How many of you were ever sent on The Great Snipe Hunt when you were a kid?
The perfect adult ruse; get the kids involved in a mythical animal hunt-outdoors. Beer may have been involved...
"OK, kids. I have heard that there are snipe in these woods. I have only seen one once, when I was a kid... They are little animals -or- they're huge beasts! It was white. Or yellow. Or brown. Cute, or scary.
In order to flush them out of the bushes, you have to imitate their call: ka-kaw, or maybe mmmmmph, mmmph. Now, here are your flashlights...Go hunt!"
Well, leave it to my husband to take the snipe mythology a step further.
We were sitting around the campfire on the Olympic Penninsula of Washington state. (Near Forks, in fact, but before Twilight came out-cause then we would have stayed in Forks, of course).
Scott says, "Sssshhhh, listen." Farts. Then says, "oooh, did you hear that? That was the mating call of the Western Washington Fart Snipe."
Thus began the new lore.
While at home, we are treated to the call of the Des Plaines River Basin Fart Snipe.
In Michigan, the dreaded Leelanau Peninsula Fart Snipe bekons.

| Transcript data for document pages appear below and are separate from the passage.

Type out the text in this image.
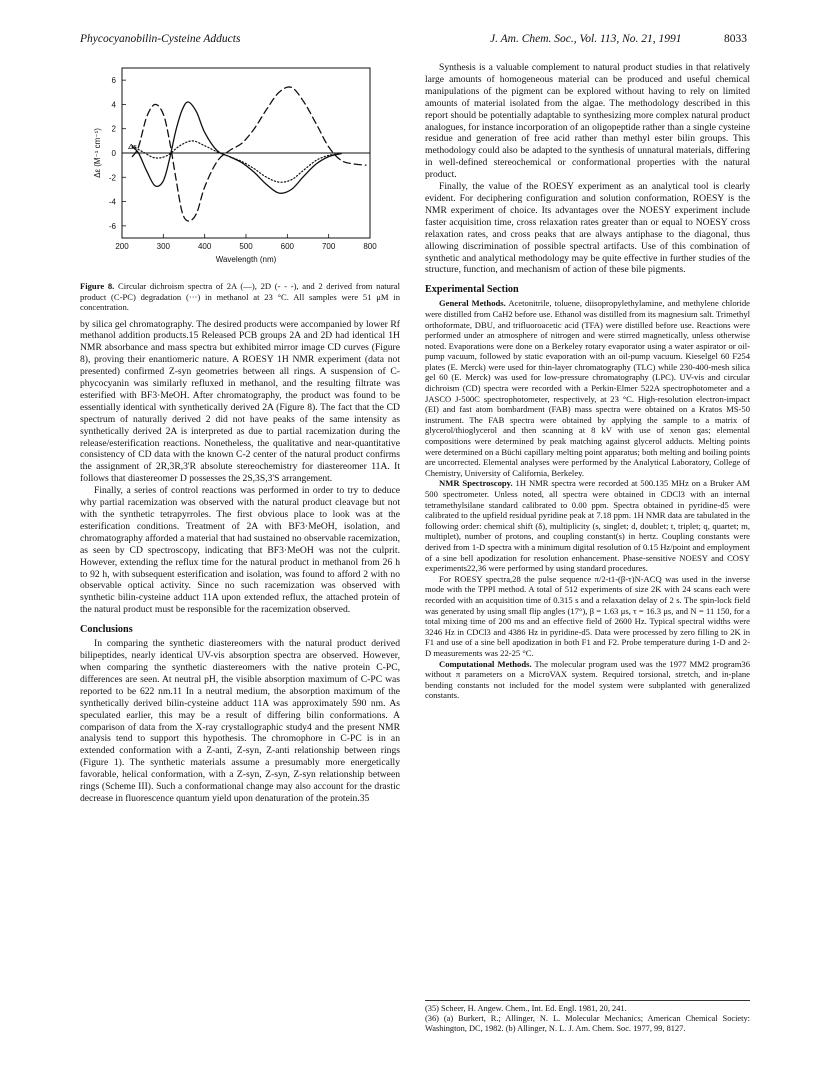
Phycocyanobilin-Cysteine Adducts	J. Am. Chem. Soc., Vol. 113, No. 21, 1991	8033
200	300	400	500	600	700	800
-6
-4
-2
0
2
4
6
Wavelength (nm)
Δε (M⁻¹ cm⁻¹)	Δε

Figure 8. Circular dichroism spectra of 2A (—), 2D (- - -), and 2 derived from natural product (C-PC) degradation (···) in methanol at 23 °C. All samples were 51 μM in concentration.

by silica gel chromatography. The desired products were accompanied by lower Rf methanol addition products.15 Released PCB groups 2A and 2D had identical 1H NMR absorbance and mass spectra but exhibited mirror image CD curves (Figure 8), proving their enantiomeric nature. A ROESY 1H NMR experiment (data not presented) confirmed Z-syn geometries between all rings. A suspension of C-phycocyanin was similarly refluxed in methanol, and the resulting filtrate was esterified with BF3·MeOH. After chromatography, the product was found to be essentially identical with synthetically derived 2A (Figure 8). The fact that the CD spectrum of naturally derived 2 did not have peaks of the same intensity as synthetically derived 2A is interpreted as due to partial racemization during the release/esterification reactions. Nonetheless, the qualitative and near-quantitative consistency of CD data with the known C-2 center of the natural product confirms the assignment of 2R,3R,3'R absolute stereochemistry for diastereomer 11A. It follows that diastereomer D possesses the 2S,3S,3'S arrangement.

Finally, a series of control reactions was performed in order to try to deduce why partial racemization was observed with the natural product cleavage but not with the synthetic tetrapyrroles. The first obvious place to look was at the esterification conditions. Treatment of 2A with BF3·MeOH, isolation, and chromatography afforded a material that had sustained no observable racemization, as seen by CD spectroscopy, indicating that BF3·MeOH was not the culprit. However, extending the reflux time for the natural product in methanol from 26 h to 92 h, with subsequent esterification and isolation, was found to afford 2 with no observable optical activity. Since no such racemization was observed with synthetic bilin-cysteine adduct 11A upon extended reflux, the attached protein of the natural product must be responsible for the racemization observed.

Conclusions

In comparing the synthetic diastereomers with the natural product derived bilipeptides, nearly identical UV-vis absorption spectra are observed. However, when comparing the synthetic diastereomers with the native protein C-PC, differences are seen. At neutral pH, the visible absorption maximum of C-PC was reported to be 622 nm.11 In a neutral medium, the absorption maximum of the synthetically derived bilin-cysteine adduct 11A was approximately 590 nm. As speculated earlier, this may be a result of differing bilin conformations. A comparison of data from the X-ray crystallographic study4 and the present NMR analysis tend to support this hypothesis. The chromophore in C-PC is in an extended conformation with a Z-anti, Z-syn, Z-anti relationship between rings (Figure 1). The synthetic materials assume a presumably more energetically favorable, helical conformation, with a Z-syn, Z-syn, Z-syn relationship between rings (Scheme III). Such a conformational change may also account for the drastic decrease in fluorescence quantum yield upon denaturation of the protein.35

Synthesis is a valuable complement to natural product studies in that relatively large amounts of homogeneous material can be produced and useful chemical manipulations of the pigment can be explored without having to rely on limited amounts of material isolated from the algae. The methodology described in this report should be potentially adaptable to synthesizing more complex natural product analogues, for instance incorporation of an oligopeptide rather than a single cysteine residue and generation of free acid rather than methyl ester bilin groups. This methodology could also be adapted to the synthesis of unnatural materials, differing in well-defined stereochemical or conformational properties with the natural product.

Finally, the value of the ROESY experiment as an analytical tool is clearly evident. For deciphering configuration and solution conformation, ROESY is the NMR experiment of choice. Its advantages over the NOESY experiment include faster acquisition time, cross relaxation rates greater than or equal to NOESY cross relaxation rates, and cross peaks that are always antiphase to the diagonal, thus allowing discrimination of possible spectral artifacts. Use of this combination of synthetic and analytical methodology may be quite effective in further studies of the structure, function, and mechanism of action of these bile pigments.

Experimental Section

General Methods. Acetonitrile, toluene, diisopropylethylamine, and methylene chloride were distilled from CaH2 before use. Ethanol was distilled from its magnesium salt. Trimethyl orthoformate, DBU, and trifluoroacetic acid (TFA) were distilled before use. Reactions were performed under an atmosphere of nitrogen and were stirred magnetically, unless otherwise noted. Evaporations were done on a Berkeley rotary evaporator using a water aspirator or oil-pump vacuum, followed by static evaporation with an oil-pump vacuum. Kieselgel 60 F254 plates (E. Merck) were used for thin-layer chromatography (TLC) while 230-400-mesh silica gel 60 (E. Merck) was used for low-pressure chromatography (LPC). UV-vis and circular dichroism (CD) spectra were recorded with a Perkin-Elmer 522A spectrophotometer and a JASCO J-500C spectrophotometer, respectively, at 23 °C. High-resolution electron-impact (EI) and fast atom bombardment (FAB) mass spectra were obtained on a Kratos MS-50 instrument. The FAB spectra were obtained by applying the sample to a matrix of glycerol/thioglycerol and then scanning at 8 kV with use of xenon gas; elemental compositions were determined by peak matching against glycerol adducts. Melting points were determined on a Büchi capillary melting point apparatus; both melting and boiling points are uncorrected. Elemental analyses were performed by the Analytical Laboratory, College of Chemistry, University of California, Berkeley.

NMR Spectroscopy. 1H NMR spectra were recorded at 500.135 MHz on a Bruker AM 500 spectrometer. Unless noted, all spectra were obtained in CDCl3 with an internal tetramethylsilane standard calibrated to 0.00 ppm. Spectra obtained in pyridine-d5 were calibrated to the upfield residual pyridine peak at 7.18 ppm. 1H NMR data are tabulated in the following order: chemical shift (δ), multiplicity (s, singlet; d, doublet; t, triplet; q, quartet; m, multiplet), number of protons, and coupling constant(s) in hertz. Coupling constants were derived from 1-D spectra with a minimum digital resolution of 0.15 Hz/point and employment of a sine bell apodization for resolution enhancement. Phase-sensitive NOESY and COSY experiments22,36 were performed by using standard procedures.

For ROESY spectra,28 the pulse sequence π/2-t1-(β-τ)N-ACQ was used in the inverse mode with the TPPI method. A total of 512 experiments of size 2K with 24 scans each were recorded with an acquisition time of 0.315 s and a relaxation delay of 2 s. The spin-lock field was generated by using small flip angles (17°), β = 1.63 μs, τ = 16.3 μs, and N = 11 150, for a total mixing time of 200 ms and an effective field of 2600 Hz. Typical spectral widths were 3246 Hz in CDCl3 and 4386 Hz in pyridine-d5. Data were processed by zero filling to 2K in F1 and use of a sine bell apodization in both F1 and F2. Probe temperature during 1-D and 2-D measurements was 22-25 °C.

Computational Methods. The molecular program used was the 1977 MM2 program36 without π parameters on a MicroVAX system. Required torsional, stretch, and in-plane bending constants not included for the model system were subplanted with generalized constants.

(35) Scheer, H. Angew. Chem., Int. Ed. Engl. 1981, 20, 241.

(36) (a) Burkert, R.; Allinger, N. L. Molecular Mechanics; American Chemical Society: Washington, DC, 1982. (b) Allinger, N. L. J. Am. Chem. Soc. 1977, 99, 8127.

Last month, we were introduced to the Coastal Carolina Fart Snipe. When Scott went to Colorado, we received a text from him. He had heard the Rocky Mountain Fart Snipe calling.
After reading the text, Sam looked at me, and whispered, "Mom, is there such thing as a fart snipe?"
Oh, fart snipe. We may never see you, but we hear you call, and at times, can tell by the odor in the air, that you are near.